Three months ahead of schedule, a new 132 kV power line entered service between Skogfoss and Varangerbotn in Finnmark County, despite Statnett attempting to do something the company had never done before – using composite pylons for parts of the section. This is the first time in Statnett’s history that such pylons have been installed. Composite pylons are made from polyethylene resin and fiberglass. According to the manufacturer, they require almost no maintenance. Although composite pylons are more expensive, they may be more economical as they have a longer lifespan and lower maintenance costs. Composite pylons on the entire section would also reduce the construction period significantly.
“This is the first time Statnett has used composite power pylons. The pylons are lighter than wooden power pylons and can be transported, preassembled, by helicopter. However, for this project, the pylons were installed in an area that we could get to by vehicle,” says Subproject Manager Astor Aspeli.
Statnett used the same foundation method as for wooden power pylons.

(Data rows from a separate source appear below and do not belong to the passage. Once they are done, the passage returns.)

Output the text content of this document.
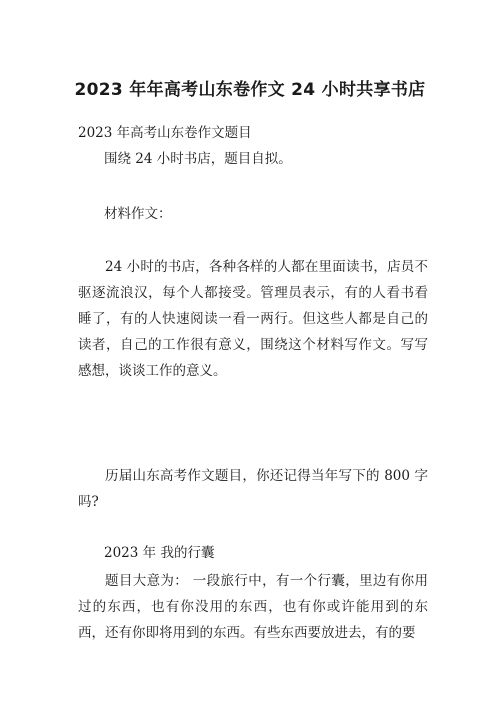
2023 年年高考山东卷作文 24 小时共享书店
2023 年高考山东卷作文题目
围绕 24 小时书店，题目自拟。
材料作文：
24 小时的书店，各种各样的人都在里面读书，店员不驱逐流浪汉，每个人都接受。管理员表示，有的人看书看睡了，有的人快速阅读一看一两行。但这些人都是自己的读者，自己的工作很有意义，围绕这个材料写作文。写写感想，谈谈工作的意义。
历届山东高考作文题目，你还记得当年写下的 800 字吗?
2023 年 我的行囊
题目大意为： 一段旅行中，有一个行囊，里边有你用过的东西，也有你没用的东西，也有你或许能用到的东西，还有你即将用到的东西。有些东西要放进去，有的要
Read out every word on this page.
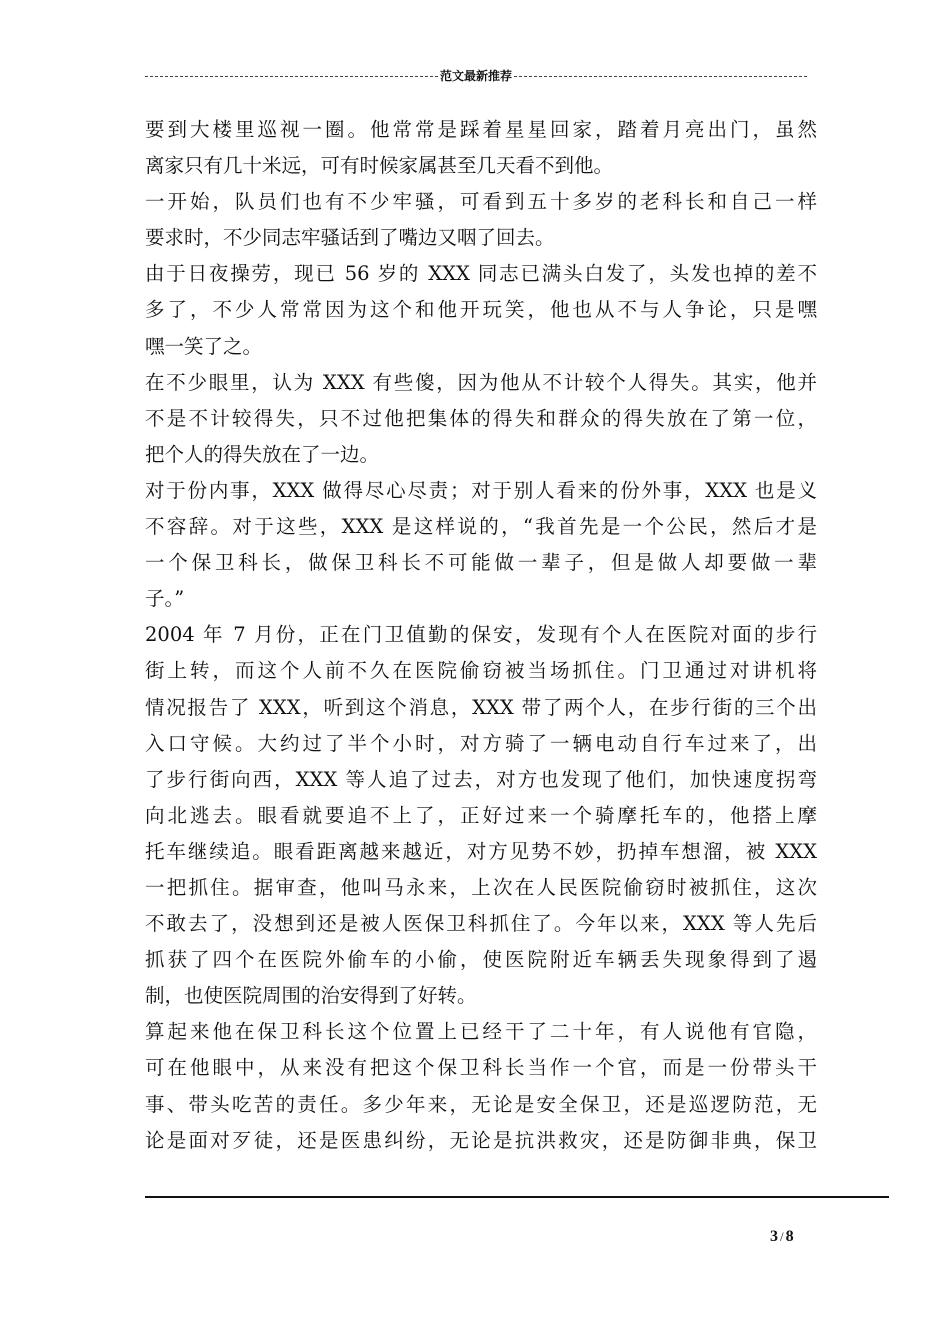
范文最新推荐
要到大楼里巡视一圈。他常常是踩着星星回家，踏着月亮出门，虽然
离家只有几十米远，可有时候家属甚至几天看不到他。
一开始，队员们也有不少牢骚，可看到五十多岁的老科长和自己一样
要求时，不少同志牢骚话到了嘴边又咽了回去。
由于日夜操劳，现已 56 岁的 XXX 同志已满头白发了，头发也掉的差不
多了，不少人常常因为这个和他开玩笑，他也从不与人争论，只是嘿
嘿一笑了之。
在不少眼里，认为 XXX 有些傻，因为他从不计较个人得失。其实，他并
不是不计较得失，只不过他把集体的得失和群众的得失放在了第一位，
把个人的得失放在了一边。
对于份内事，XXX 做得尽心尽责；对于别人看来的份外事，XXX 也是义
不容辞。对于这些，XXX 是这样说的，“我首先是一个公民，然后才是
一个保卫科长，做保卫科长不可能做一辈子，但是做人却要做一辈
子。”
2004 年 7 月份，正在门卫值勤的保安，发现有个人在医院对面的步行
街上转，而这个人前不久在医院偷窃被当场抓住。门卫通过对讲机将
情况报告了 XXX，听到这个消息，XXX 带了两个人，在步行街的三个出
入口守候。大约过了半个小时，对方骑了一辆电动自行车过来了，出
了步行街向西，XXX 等人追了过去，对方也发现了他们，加快速度拐弯
向北逃去。眼看就要追不上了，正好过来一个骑摩托车的，他搭上摩
托车继续追。眼看距离越来越近，对方见势不妙，扔掉车想溜，被 XXX
一把抓住。据审查，他叫马永来，上次在人民医院偷窃时被抓住，这次
不敢去了，没想到还是被人医保卫科抓住了。今年以来，XXX 等人先后
抓获了四个在医院外偷车的小偷，使医院附近车辆丢失现象得到了遏
制，也使医院周围的治安得到了好转。
算起来他在保卫科长这个位置上已经干了二十年，有人说他有官隐，
可在他眼中，从来没有把这个保卫科长当作一个官，而是一份带头干
事、带头吃苦的责任。多少年来，无论是安全保卫，还是巡逻防范，无
论是面对歹徒，还是医患纠纷，无论是抗洪救灾，还是防御非典，保卫
3 / 8
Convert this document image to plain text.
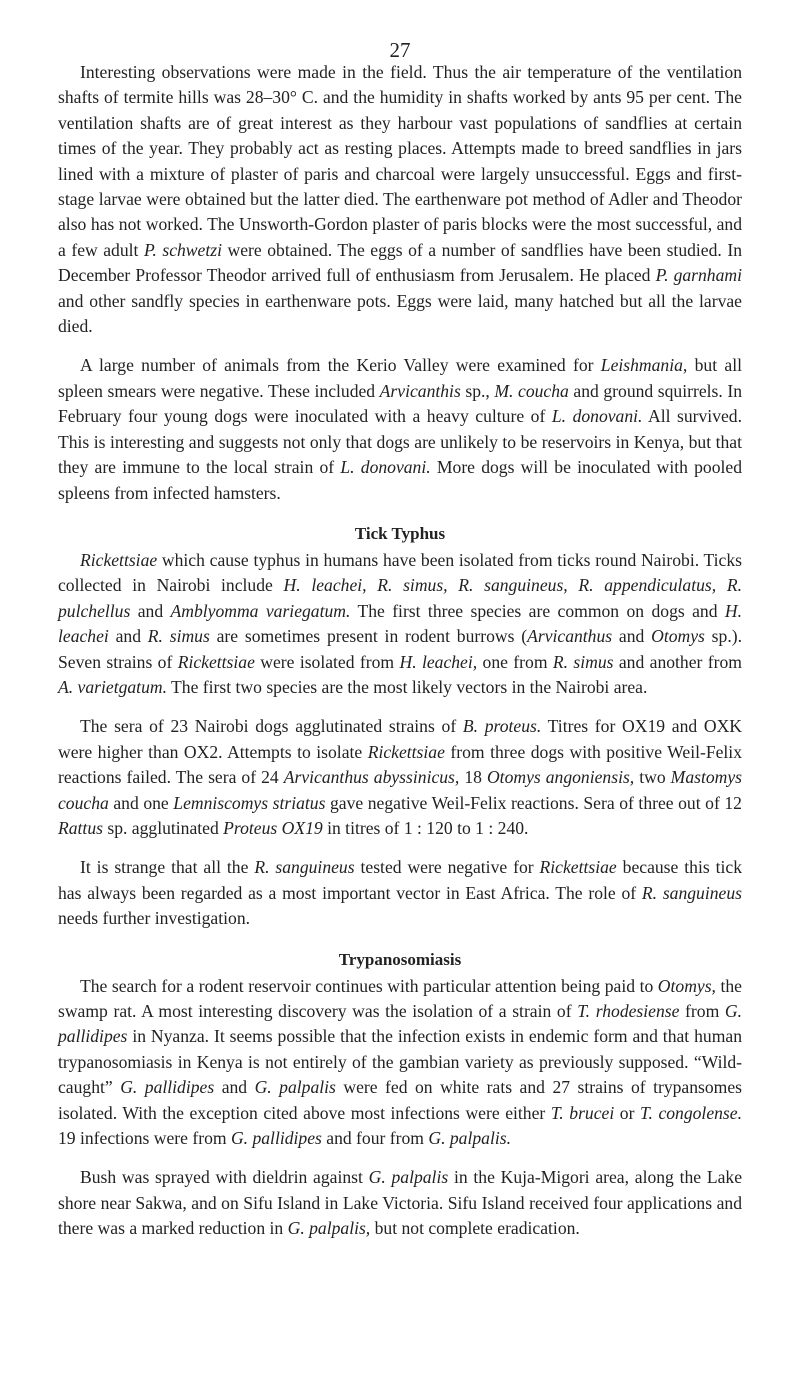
27

Interesting observations were made in the field. Thus the air temperature of the ventilation shafts of termite hills was 28–30° C. and the humidity in shafts worked by ants 95 per cent. The ventilation shafts are of great interest as they harbour vast populations of sandflies at certain times of the year. They probably act as resting places. Attempts made to breed sandflies in jars lined with a mixture of plaster of paris and charcoal were largely unsuccessful. Eggs and first-stage larvae were obtained but the latter died. The earthenware pot method of Adler and Theodor also has not worked. The Unsworth-Gordon plaster of paris blocks were the most successful, and a few adult P. schwetzi were obtained. The eggs of a number of sandflies have been studied. In December Professor Theodor arrived full of enthusiasm from Jerusalem. He placed P. garnhami and other sandfly species in earthenware pots. Eggs were laid, many hatched but all the larvae died.

A large number of animals from the Kerio Valley were examined for Leishmania, but all spleen smears were negative. These included Arvicanthis sp., M. coucha and ground squirrels. In February four young dogs were inoculated with a heavy culture of L. donovani. All survived. This is interesting and suggests not only that dogs are unlikely to be reservoirs in Kenya, but that they are immune to the local strain of L. donovani. More dogs will be inoculated with pooled spleens from infected hamsters.

Tick Typhus

Rickettsiae which cause typhus in humans have been isolated from ticks round Nairobi. Ticks collected in Nairobi include H. leachei, R. simus, R. sanguineus, R. appendiculatus, R. pulchellus and Amblyomma variegatum. The first three species are common on dogs and H. leachei and R. simus are sometimes present in rodent burrows (Arvicanthus and Otomys sp.). Seven strains of Rickettsiae were isolated from H. leachei, one from R. simus and another from A. varietgatum. The first two species are the most likely vectors in the Nairobi area.

The sera of 23 Nairobi dogs agglutinated strains of B. proteus. Titres for OX19 and OXK were higher than OX2. Attempts to isolate Rickettsiae from three dogs with positive Weil-Felix reactions failed. The sera of 24 Arvicanthus abyssinicus, 18 Otomys angoniensis, two Mastomys coucha and one Lemniscomys striatus gave negative Weil-Felix reactions. Sera of three out of 12 Rattus sp. agglutinated Proteus OX19 in titres of 1 : 120 to 1 : 240.

It is strange that all the R. sanguineus tested were negative for Rickettsiae because this tick has always been regarded as a most important vector in East Africa. The role of R. sanguineus needs further investigation.

Trypanosomiasis

The search for a rodent reservoir continues with particular attention being paid to Otomys, the swamp rat. A most interesting discovery was the isolation of a strain of T. rhodesiense from G. pallidipes in Nyanza. It seems possible that the infection exists in endemic form and that human trypanosomiasis in Kenya is not entirely of the gambian variety as previously supposed. “Wild-caught” G. pallidipes and G. palpalis were fed on white rats and 27 strains of trypansomes isolated. With the exception cited above most infections were either T. brucei or T. congolense. 19 infections were from G. pallidipes and four from G. palpalis.

Bush was sprayed with dieldrin against G. palpalis in the Kuja-Migori area, along the Lake shore near Sakwa, and on Sifu Island in Lake Victoria. Sifu Island received four applications and there was a marked reduction in G. palpalis, but not complete eradication.
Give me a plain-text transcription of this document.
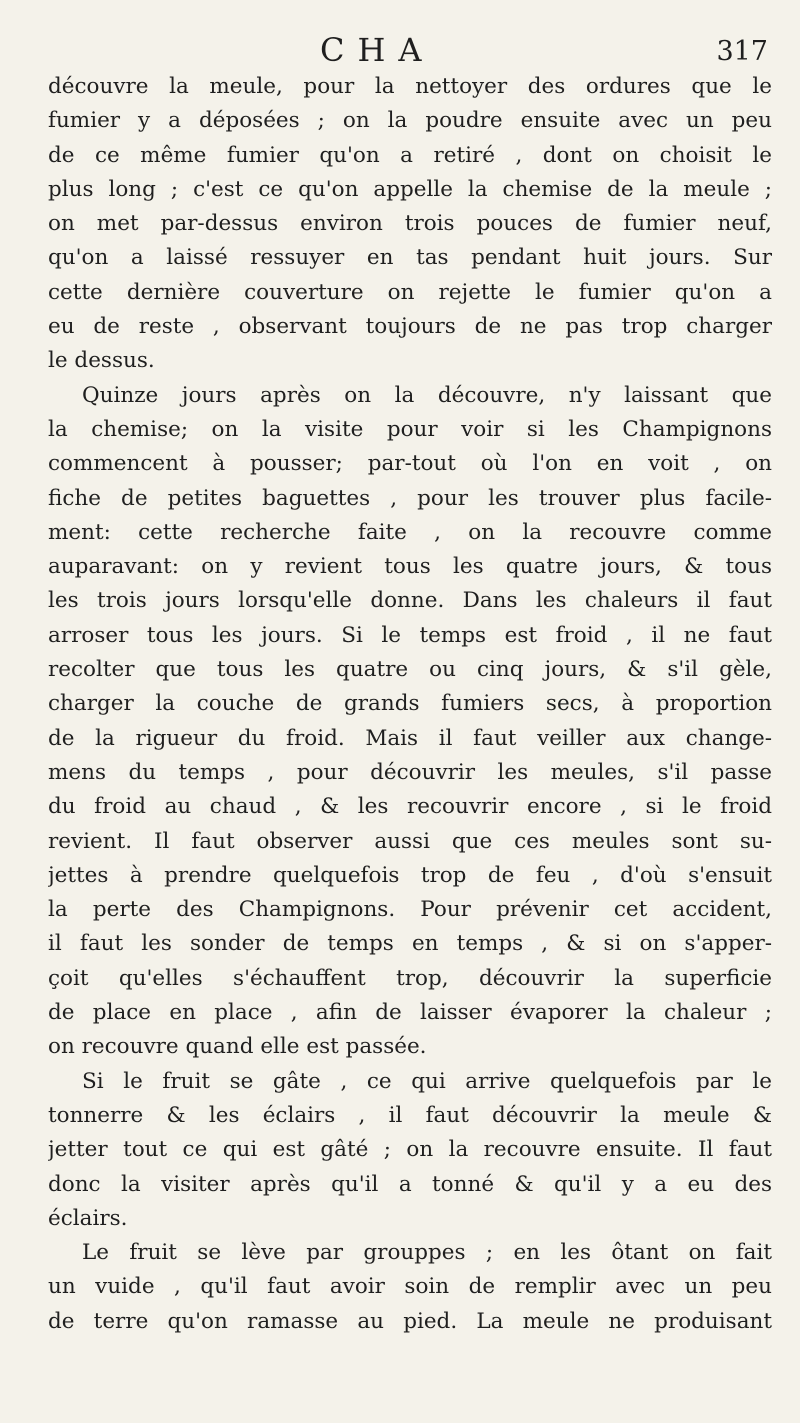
CHA	317
découvre la meule, pour la nettoyer des ordures que le
fumier y a déposées ; on la poudre ensuite avec un peu
de ce même fumier qu'on a retiré , dont on choisit le
plus long ; c'est ce qu'on appelle la chemise de la meule ;
on met par-dessus environ trois pouces de fumier neuf,
qu'on a laissé ressuyer en tas pendant huit jours. Sur
cette dernière couverture on rejette le fumier qu'on a
eu de reste , observant toujours de ne pas trop charger
le dessus.
Quinze jours après on la découvre, n'y laissant que
la chemise; on la visite pour voir si les Champignons
commencent à pousser; par-tout où l'on en voit , on
fiche de petites baguettes , pour les trouver plus facile-
ment: cette recherche faite , on la recouvre comme
auparavant: on y revient tous les quatre jours, & tous
les trois jours lorsqu'elle donne. Dans les chaleurs il faut
arroser tous les jours. Si le temps est froid , il ne faut
recolter que tous les quatre ou cinq jours, & s'il gèle,
charger la couche de grands fumiers secs, à proportion
de la rigueur du froid. Mais il faut veiller aux change-
mens du temps , pour découvrir les meules, s'il passe
du froid au chaud , & les recouvrir encore , si le froid
revient. Il faut observer aussi que ces meules sont su-
jettes à prendre quelquefois trop de feu , d'où s'ensuit
la perte des Champignons. Pour prévenir cet accident,
il faut les sonder de temps en temps , & si on s'apper-
çoit qu'elles s'échauffent trop, découvrir la superficie
de place en place , afin de laisser évaporer la chaleur ;
on recouvre quand elle est passée.
Si le fruit se gâte , ce qui arrive quelquefois par le
tonnerre & les éclairs , il faut découvrir la meule &
jetter tout ce qui est gâté ; on la recouvre ensuite. Il faut
donc la visiter après qu'il a tonné & qu'il y a eu des
éclairs.
Le fruit se lève par grouppes ; en les ôtant on fait
un vuide , qu'il faut avoir soin de remplir avec un peu
de terre qu'on ramasse au pied. La meule ne produisant
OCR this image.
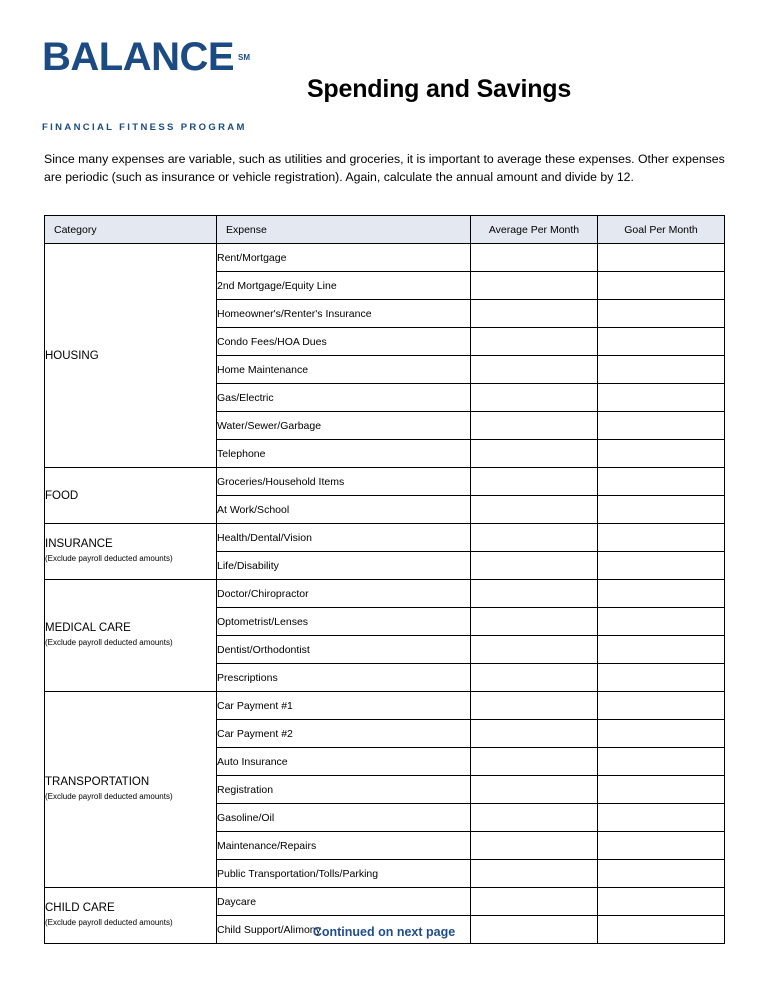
BALANCE SM
FINANCIAL FITNESS PROGRAM
Spending and Savings
Since many expenses are variable, such as utilities and groceries, it is important to average these expenses. Other expenses are periodic (such as insurance or vehicle registration). Again, calculate the annual amount and divide by 12.
Category	Expense	Average Per Month	Goal Per Month

HOUSING	Rent/Mortgage		
	2nd Mortgage/Equity Line		
	Homeowner's/Renter's Insurance		
	Condo Fees/HOA Dues		
	Home Maintenance		
	Gas/Electric		
	Water/Sewer/Garbage		
	Telephone		

FOOD	Groceries/Household Items		
	At Work/School		

INSURANCE
(Exclude payroll deducted amounts)	Health/Dental/Vision		
	Life/Disability		

MEDICAL CARE
(Exclude payroll deducted amounts)	Doctor/Chiropractor		
	Optometrist/Lenses		
	Dentist/Orthodontist		
	Prescriptions		

TRANSPORTATION
(Exclude payroll deducted amounts)	Car Payment #1		
	Car Payment #2		
	Auto Insurance		
	Registration		
	Gasoline/Oil		
	Maintenance/Repairs		
	Public Transportation/Tolls/Parking		

CHILD CARE
(Exclude payroll deducted amounts)	Daycare		
	Child Support/Alimony		
Continued on next page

This means they are installed on “uncompacted material”, and to avoid scars and damage a geotextile cloth was used between the pylons and the foundation. Three of the composite pylons were installed by the Reppen gravel pit in Nesseby in Finnmark County – a very exposed and windy area. The fourth pylon was installed at Skogfoss, where temperatures are often very low.
“At these locations we will be able to test how well the pylons can withstand the cold,” says Aspeli. Wooden power pylons have been used for the rest of the section.
Important for industry
The Finnmark power line is part of the next generation main grid. The new line will improve security of supply throughout Finnmark County – particularly in Eastern Finnmark.
“This is very important for the Kirkenes area, which is a future centre of industrial growth in Northern Norway,” says Statnett CEO and President Auke Lont.
Construction started in March 2010 with several local companies as subcontractors. The project is scheduled for completion in late summer 2014, with only minor substation work remaining.